Experienced(-ish) sport climber in the West Midlands here; have been foraying into trad this year, so have been looking for the answers to this same question. My experience so far:

  • Windgather: fantastic. Not once did I feel particularly 'at-risk' on any of the leads I tried up to HS. I intend to take some friends who have up until now only climbed indoors, up to Windgather as their first taste of rock. (It's that or Wyndcliff Quarry and I know where I'd rather spend a day...) We eyed up Castle Naze while we were there but ended up going to Harborough instead.
  • Birchen: also good, I don't recall any particular reach issues but then I'm 6'1". Having said that, my wife is about 5'6" and I don't recall her struggling either. Probably because I told her they're all 'short person routes'. 😜 YMMV, of course.
  • Harborough: is different because it's dolomitic limestone and not grit, and getting used to the comparatively polished nature is a good challenge to your headgame. Once you start to trust your hands and feet you'll be OK, and the gear didn't seem too bad to me. There's also much less 'polished' stuff on the buttresses further right (as you walk in). The big downer on Harborough is the racket the factory makes; it'd be glorious otherwise.
  • We also went further up to Almscliffe last week and that was much harder than I thought it was going to be. Ended up bailing on an HS 4b chimney that felt sketchy as f**k to both of us.

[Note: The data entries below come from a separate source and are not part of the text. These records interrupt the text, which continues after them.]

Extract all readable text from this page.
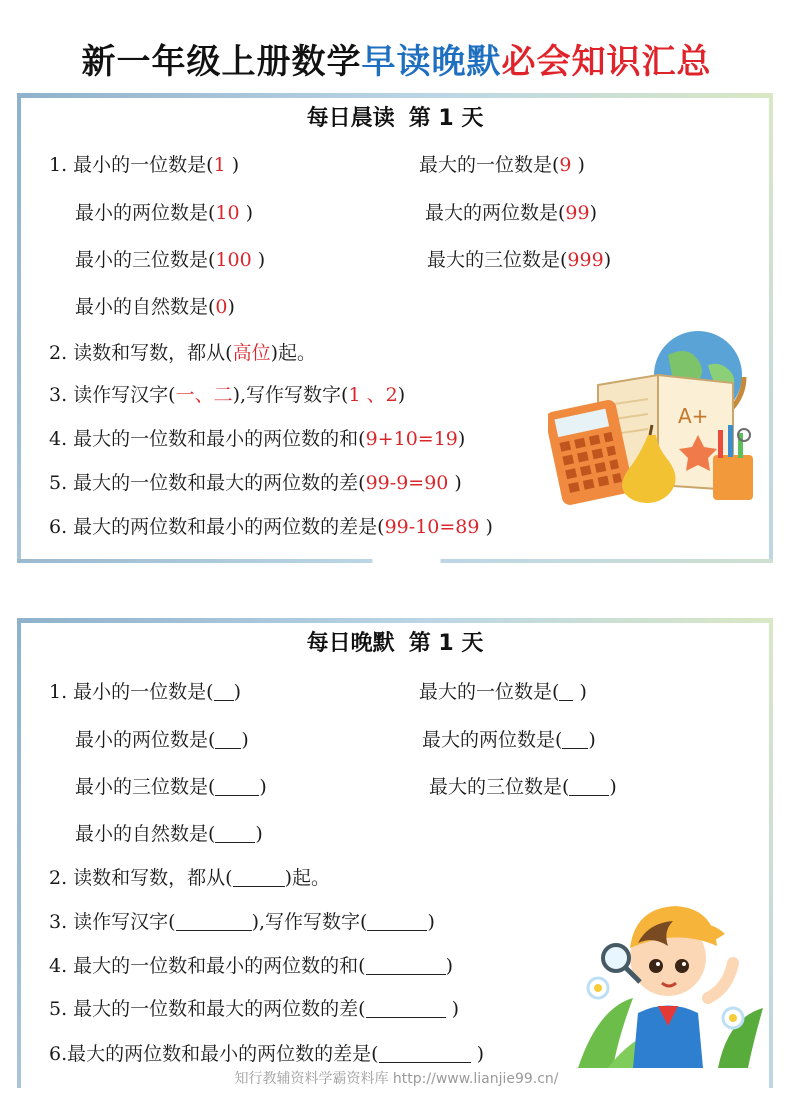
新一年级上册数学早读晚默必会知识汇总
每日晨读 第 1 天
1. 最小的一位数是(1 )	最大的一位数是(9 )
最小的两位数是(10 )	最大的两位数是(99)
最小的三位数是(100 )	最大的三位数是(999)
最小的自然数是(0)
2. 读数和写数，都从(高位)起。
3. 读作写汉字(一、二),写作写数字(1 、2)
4. 最大的一位数和最小的两位数的和(9+10=19)
5. 最大的一位数和最大的两位数的差(99-9=90 )
6. 最大的两位数和最小的两位数的差是(99-10=89 )
A+
每日晚默 第 1 天
1. 最小的一位数是( )	最大的一位数是( )
最小的两位数是( )	最大的两位数是( )
最小的三位数是( )	最大的三位数是( )
最小的自然数是( )
2. 读数和写数，都从(	)起。
3. 读作写汉字(	),写作写数字(	)
4. 最大的一位数和最小的两位数的和(	)
5. 最大的一位数和最大的两位数的差(	)
6.最大的两位数和最小的两位数的差是(	)
知行教辅资料学霸资料库 http://www.lianjie99.cn/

My biggest problem with starting to lead in trad was around trusting gear placements; still yet to fall as a leader but I keep yanking my placements and they keep not coming out, so...🤷‍♂️ On that basis, I think if none of those crags mogged me out then you'll probably be OK too. 

 John_Hat 30 Jun 2022
In reply to MartynW:

Going to add my voice to Windgather as being a great place to start leading in a safe environment. The only problem with Windgather is that whilst its great for starting out, its not got that much in the mid-grades, so you'll hit a progression plateau.

However for a solid foundation and getting used to ropework, gear placement, etc, I've never visited a better crag.

 abr1966 30 Jun 2022
In reply to John_Hat:

Agreed......Windgather is a great for learning to lead. If you look closely and don't follow the noted routes directly you can also find some harder lines....

OP....parking can be tricky on some days and really problematic to locals (I'm a local) as people block the road and wider cars or farm vehicles cannot pass. Driving further up the road and walking back down is better if it's busy... It's also often very 'windy'.....which can be an issue! 

I rate Castle Naze in a similar way....some good lines but parking can be tricky.

 salexc 30 Jun 2022
In reply to salexc:

The other place I'd mention as a good time for a low-grade leader like me is Cadshaw Castle Rocks; gorgeous setting, and a bunch of decent routes. Not really Peak, I know, but worth a trip to help build confidence in my opinion. Plus there is Wilton 2 and 3 not far away.

Cadshaw Rocks

Wilton 2

Wilton 3

OP MartynW 30 Jun 2022
In reply to MartynW:

Wow, loads of really helpful advice. Thanks everyone for your time. Pencilled in windgather for our next trip.